UPDATE: Something like a miracle happened. Details below:
I was backing up some files off that machine, preparing to replace the faulty drive. Then, as I was copying those huge files, I got this logcheck email:
Security Events for kernel
=-=-=-=-=-=-=-=-=-=-=-=-=-
Nov 23 17:16:24 h2 kernel: [7359837.963597] end_request: I/O error, dev sdb, sector 1202093816
Nov 23 17:16:41 h2 kernel: [7359855.196334] end_request: I/O error, dev sdb, sector 1202093816
System Events
=-=-=-=-=-=-=
Nov 23 17:14:06 h2 kernel: [7359700.193114] ata2.00: exception Emask 0x0 SAct 0x1 SErr 0x0 action 0x0
Nov 23 17:14:06 h2 kernel: [7359700.193139] ata2.00: irq_stat 0x40000008
Nov 23 17:14:06 h2 kernel: [7359700.193158] ata2.00: failed command: READ FPDMA QUEUED
Nov 23 17:14:06 h2 kernel: [7359700.193180] ata2.00: cmd 60/08:00:58:03:aa/00:00:47:00:00/40 tag 0 ncq 4096 in
Nov 23 17:14:06 h2 kernel: [7359700.193181] res 41/40:08:58:03:aa/00:00:47:00:00/00 Emask 0x409 (media error) <F>
Nov 23 17:14:06 h2 kernel: [7359700.193247] ata2.00: status: { DRDY ERR }
Nov 23 17:14:06 h2 kernel: [7359700.193265] ata2.00: error: { UNC }
Nov 23 17:14:06 h2 kernel: [7359700.194458] ata2.00: configured for UDMA/133
Oops! My hair, if I had some on my shaved head, stood up. See, it's real effing bad sectors on the second drive. Now what? With two faulty drives, what do I do?
I gave it some thought and decided that I:
- Had one drive that I suspect to be faulty
- And another that I'm 100% sure to be faulty with the bad sector complaints in the log.
So I replaced the second one, not the one I originally posted the question about. I had several partitions, each set up on a different RAID, and I was hoping that I'd be able to resync at least the root and boot ones, so that I don't have to reinstall everything on the server. I'd probably have to restore the huge data partition from backup, but well, I'd save me some work.
Replaced the drive, started the resyncs. Root and boot partitions (about 50GB) resynced really fast. No errors. I'm a happy camper!

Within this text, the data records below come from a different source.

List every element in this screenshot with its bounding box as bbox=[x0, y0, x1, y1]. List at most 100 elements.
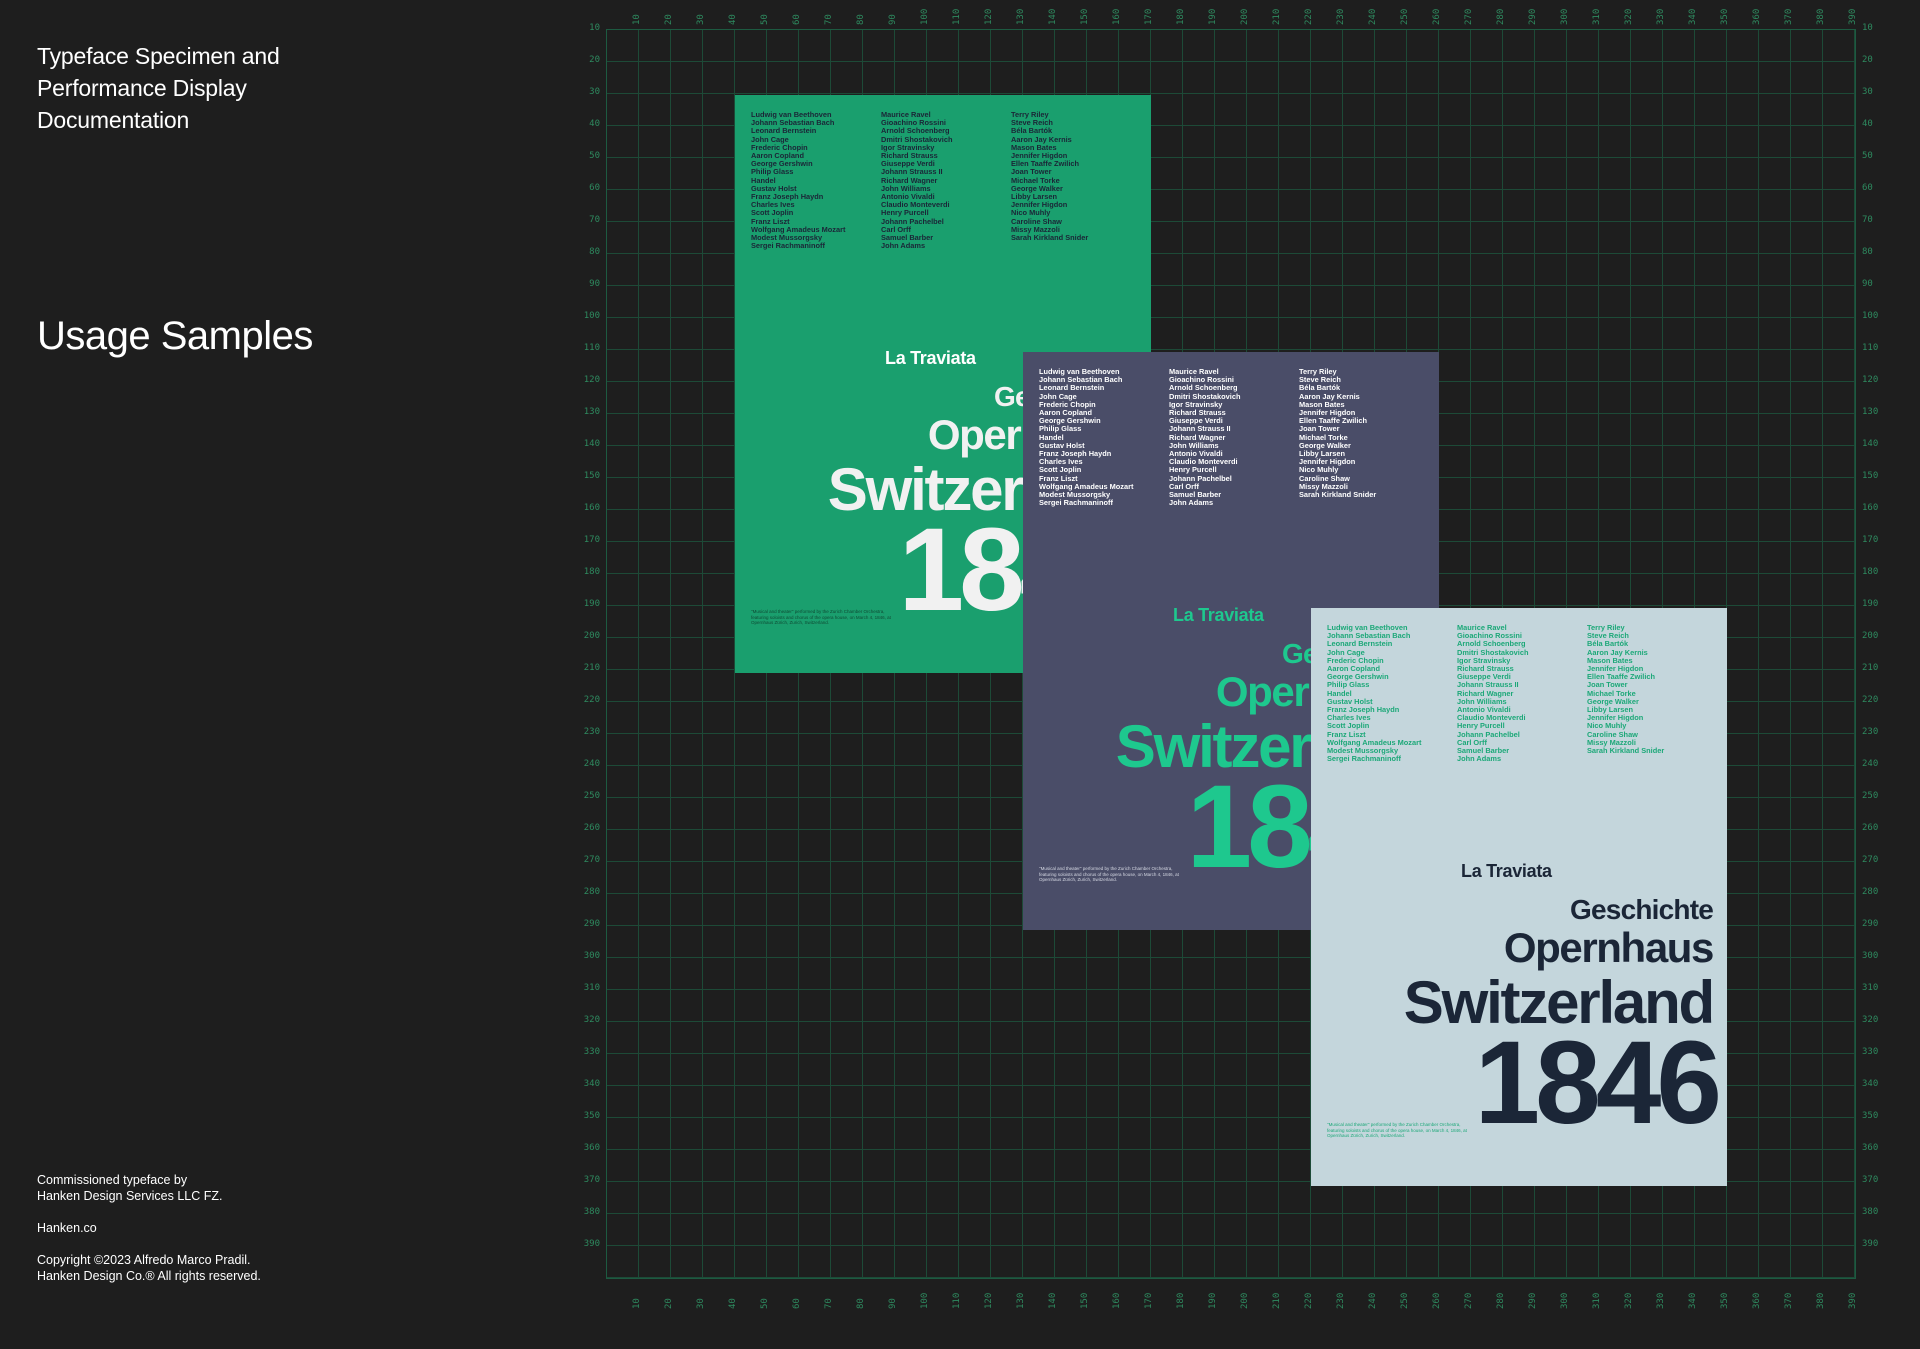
grid-tick-label: 20 bbox=[1862, 55, 1873, 65]
grid-tick-label: 350 bbox=[583, 1111, 600, 1121]
grid-tick-label: 150 bbox=[583, 471, 600, 481]
grid-tick-label: 130 bbox=[1862, 407, 1879, 417]
grid-tick-label: 220 bbox=[1862, 695, 1879, 705]
opera-title: La Traviata bbox=[1173, 605, 1264, 625]
grid-tick-label: 290 bbox=[583, 919, 600, 929]
credit-block: Commissioned typeface by Hanken Design S… bbox=[37, 1172, 397, 1204]
grid-tick-label: 310 bbox=[1592, 8, 1602, 25]
grid-tick-label: 360 bbox=[1752, 1292, 1762, 1309]
grid-tick-label: 350 bbox=[1720, 8, 1730, 25]
composer-list: Ludwig van Beethoven Johann Sebastian Bac… bbox=[1039, 367, 1429, 507]
grid-tick-label: 20 bbox=[589, 55, 600, 65]
composer-column: Terry Riley Steve Reich Béla Bartók Aaron J… bbox=[1299, 367, 1429, 507]
grid-tick-label: 270 bbox=[1464, 8, 1474, 25]
title-line: Performance Display bbox=[37, 75, 247, 101]
grid-tick-label: 230 bbox=[1862, 727, 1879, 737]
grid-tick-label: 140 bbox=[1048, 8, 1058, 25]
grid-tick-label: 180 bbox=[583, 567, 600, 577]
composer-name: Sarah Kirkland Snider bbox=[1587, 746, 1665, 756]
grid-tick-label: 370 bbox=[1784, 8, 1794, 25]
grid-tick-label: 250 bbox=[1400, 8, 1410, 25]
grid-tick-label: 220 bbox=[583, 695, 600, 705]
grid-tick-label: 350 bbox=[1720, 1292, 1730, 1309]
composer-column: Maurice Ravel Gioachino Rossini Arnold Sch… bbox=[1457, 623, 1587, 763]
grid-tick-label: 380 bbox=[583, 1207, 600, 1217]
grid-tick-label: 360 bbox=[583, 1143, 600, 1153]
grid-tick-label: 170 bbox=[1144, 1292, 1154, 1309]
grid-tick-label: 130 bbox=[583, 407, 600, 417]
grid-tick-label: 160 bbox=[583, 503, 600, 513]
grid-tick-label: 140 bbox=[583, 439, 600, 449]
grid-tick-label: 300 bbox=[1560, 1292, 1570, 1309]
footer: Commissioned typeface by Hanken Design S… bbox=[37, 1172, 397, 1300]
grid-tick-label: 380 bbox=[1816, 1292, 1826, 1309]
grid-tick-label: 70 bbox=[824, 1298, 834, 1309]
grid-tick-label: 30 bbox=[1862, 87, 1873, 97]
grid-tick-label: 110 bbox=[952, 1292, 962, 1309]
grid-tick-label: 130 bbox=[1016, 1292, 1026, 1309]
grid-tick-label: 90 bbox=[589, 279, 600, 289]
composer-name: John Adams bbox=[881, 241, 926, 251]
grid-tick-label: 230 bbox=[1336, 8, 1346, 25]
website-link[interactable]: Hanken.co bbox=[37, 1220, 397, 1236]
composer-name: Sarah Kirkland Snider bbox=[1299, 490, 1377, 500]
grid-tick-label: 70 bbox=[824, 14, 834, 25]
grid-tick-label: 260 bbox=[1432, 8, 1442, 25]
grid-tick-label: 140 bbox=[1862, 439, 1879, 449]
grid-tick-label: 50 bbox=[760, 14, 770, 25]
grid-tick-label: 140 bbox=[1048, 1292, 1058, 1309]
grid-tick-label: 370 bbox=[1862, 1175, 1879, 1185]
website-text[interactable]: Hanken.co bbox=[37, 1220, 397, 1236]
grid-tick-label: 150 bbox=[1080, 8, 1090, 25]
grid-tick-label: 260 bbox=[583, 823, 600, 833]
grid-tick-label: 40 bbox=[728, 1298, 738, 1309]
grid-tick-label: 120 bbox=[583, 375, 600, 385]
grid-tick-label: 10 bbox=[589, 23, 600, 33]
grid-tick-label: 330 bbox=[1656, 1292, 1666, 1309]
grid-tick-label: 330 bbox=[583, 1047, 600, 1057]
grid-tick-label: 50 bbox=[1862, 151, 1873, 161]
grid-tick-label: 250 bbox=[1862, 791, 1879, 801]
grid-tick-label: 340 bbox=[1688, 8, 1698, 25]
composer-column: Terry Riley Steve Reich Béla Bartók Aaron J… bbox=[1011, 110, 1141, 250]
grid-tick-label: 120 bbox=[984, 1292, 994, 1309]
grid-tick-label: 240 bbox=[1368, 1292, 1378, 1309]
grid-tick-label: 210 bbox=[1862, 663, 1879, 673]
grid-tick-label: 10 bbox=[632, 1298, 642, 1309]
grid-tick-label: 210 bbox=[1272, 8, 1282, 25]
composer-list: Ludwig van Beethoven Johann Sebastian Bac… bbox=[1327, 623, 1717, 763]
grid-tick-label: 270 bbox=[1862, 855, 1879, 865]
title-line: Typeface Specimen and bbox=[37, 43, 280, 69]
grid-tick-label: 340 bbox=[583, 1079, 600, 1089]
grid-tick-label: 90 bbox=[1862, 279, 1873, 289]
grid-tick-label: 310 bbox=[1862, 983, 1879, 993]
grid-tick-label: 270 bbox=[1464, 1292, 1474, 1309]
grid-tick-label: 340 bbox=[1688, 1292, 1698, 1309]
grid-tick-label: 130 bbox=[1016, 8, 1026, 25]
grid-tick-label: 180 bbox=[1176, 8, 1186, 25]
grid-tick-label: 290 bbox=[1528, 1292, 1538, 1309]
grid-tick-label: 230 bbox=[583, 727, 600, 737]
grid-tick-label: 60 bbox=[792, 1298, 802, 1309]
grid-tick-label: 80 bbox=[589, 247, 600, 257]
grid-tick-label: 100 bbox=[920, 8, 930, 25]
grid-tick-label: 280 bbox=[1862, 887, 1879, 897]
poster-footnote: "Musical and theater" performed by the Z… bbox=[1327, 1122, 1467, 1138]
grid-tick-label: 70 bbox=[589, 215, 600, 225]
grid-tick-label: 270 bbox=[583, 855, 600, 865]
grid-tick-label: 240 bbox=[1862, 759, 1879, 769]
grid-tick-label: 170 bbox=[1862, 535, 1879, 545]
grid-tick-label: 230 bbox=[1336, 1292, 1346, 1309]
grid-tick-label: 320 bbox=[1862, 1015, 1879, 1025]
grid-tick-label: 60 bbox=[589, 183, 600, 193]
grid-tick-label: 190 bbox=[1208, 8, 1218, 25]
grid-tick-label: 250 bbox=[1400, 1292, 1410, 1309]
title-line: Documentation bbox=[37, 107, 190, 133]
opera-title: La Traviata bbox=[1461, 861, 1552, 881]
grid-tick-label: 360 bbox=[1862, 1143, 1879, 1153]
grid-tick-label: 60 bbox=[792, 14, 802, 25]
grid-tick-label: 330 bbox=[1862, 1047, 1879, 1057]
grid-tick-label: 100 bbox=[920, 1292, 930, 1309]
grid-tick-label: 170 bbox=[1144, 8, 1154, 25]
grid-tick-label: 100 bbox=[583, 311, 600, 321]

Just for kicks, let's try resyncing the huge data partition -- it's about 2TB with 500GB of data on it. I started the resync and watched it for a while. It seemed to take forever, and I brought the server online, letting users use their stuff. Resync happening in the background. And, what do you know, about 18 hours later the resync is over with no errors. Server is fully alive now.
I wonder if I should be replacing the original drive now. I'm sure the server god of hard drives is laughing his butt off at me.
It's not about to die.. It's already dead.
Replace it ASAP, and restore from backups if you lose any data.
Can't find any reliable source for validating my own opinion, but I really think this is not a hardware damage. It's more a kind of data-retrieval problem.
If any data is written to the disk as the exact same location the read-operation failed, it should be then be readable.
So, as a final note, your current data might not be recoverable on that drive, but since you have a RAID array you can still get your data back from the other drive and make a backup, then format your faulty drive and resynchronize your RAID array.
This problem might occur by electromagnetic fields altering the content of the harddrive.